There are drawbacks, though: Once hundreds of units are involved and damage numbers cover the carnage like a blizzard, you have no way of spotting anything. Usually, that’s fine. But for the King of Greed, that’s a problem. This king’s ability allows him to insta-kill any unit and hitting one colored gold earns him extra cash — which is vital for most of his units and buildings. This is easy enough at the start, but at a certain point it becomes impossible to spot the marked units and get anything of worth from this ability, making it feel really underwhelming.
I’d like to see a bit more diversity in enemy armies as well. As it stands, each king you face can’t make use of the same combos and synergies you do — they simply get template forces of their own faction. Of course, this is something of a necessity for balance reasons, making them a bit more predictable so you can plan around them, but it’d be fun if they could blindside you from time to time somehow, forcing you to scramble and think outside of the box to counter them.
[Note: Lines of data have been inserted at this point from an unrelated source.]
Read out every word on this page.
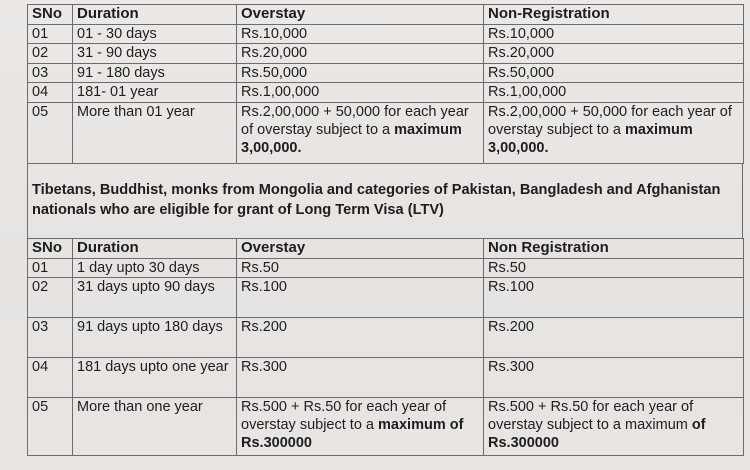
SNo	Duration	Overstay	Non-Registration
01	01 - 30 days	Rs.10,000	Rs.10,000
02	31 - 90 days	Rs.20,000	Rs.20,000
03	91 - 180 days	Rs.50,000	Rs.50,000
04	181- 01 year	Rs.1,00,000	Rs.1,00,000
05	More than 01 year	Rs.2,00,000 + 50,000 for each year of overstay subject to a maximum 3,00,000.	Rs.2,00,000 + 50,000 for each year of overstay subject to a maximum 3,00,000.
Tibetans, Buddhist, monks from Mongolia and categories of Pakistan, Bangladesh and Afghanistan nationals who are eligible for grant of Long Term Visa (LTV)
SNo	Duration	Overstay	Non Registration
01	1 day upto 30 days	Rs.50	Rs.50
02	31 days upto 90 days	Rs.100	Rs.100
03	91 days upto 180 days	Rs.200	Rs.200
04	181 days upto one year	Rs.300	Rs.300
05	More than one year	Rs.500 + Rs.50 for each year of overstay subject to a maximum of Rs.300000	Rs.500 + Rs.50 for each year of overstay subject to a maximum of Rs.300000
Although the game informs you about the damage dealt by each troop and building, it fails to do the same for healing, making it difficult to say how effective your ability as the King of Nature is being used. This is especially crucial as one of the potential buffs you can choose swaps the king’s ability from an area-of-effect heal to an area-of-effect damage field. But how can I make a good decision about that, if I don’t know how vital or nonvital my healing actually is to my units. It might simply be a display bug, as the King of Magic’s healing spire does show you how much it heals each battle.
Bugs, in general, are very much something the developers have to work on, because there are still several on the loose that essentially brick any run they appear in. The King of Progress has a mothership you can actively control (that sole exception to the rule) and one of the possible buffs for it doubles the range of its attacks — on paper. In practice, it stops the unit from doing anything, so you can kiss your run goodbye. Some towers simply stop functioning at random points, which I’ve had happen with both the King of Greed’s coin dispenser and the King of Stone’s flamethrower turret.
This is all the more exacerbated by the fact that save games currently seem busted. Whenever I load up a save, the game takes me to some turn before my actual save point and throws me into an empty battle that can’t be won or lost. That’s the kind of stuff you have to expect to encounter and eventually see fixed during Early Access, so not a massive deal at this point.
Much more important is that Sad Socket has already nailed the core formula in terms of making it fun, engaging, and satisfying to play — it’s been ‘just one more run’ for me consistently since I got access and I have a feeling I’ll spill yet more blood for the Blood King in the future.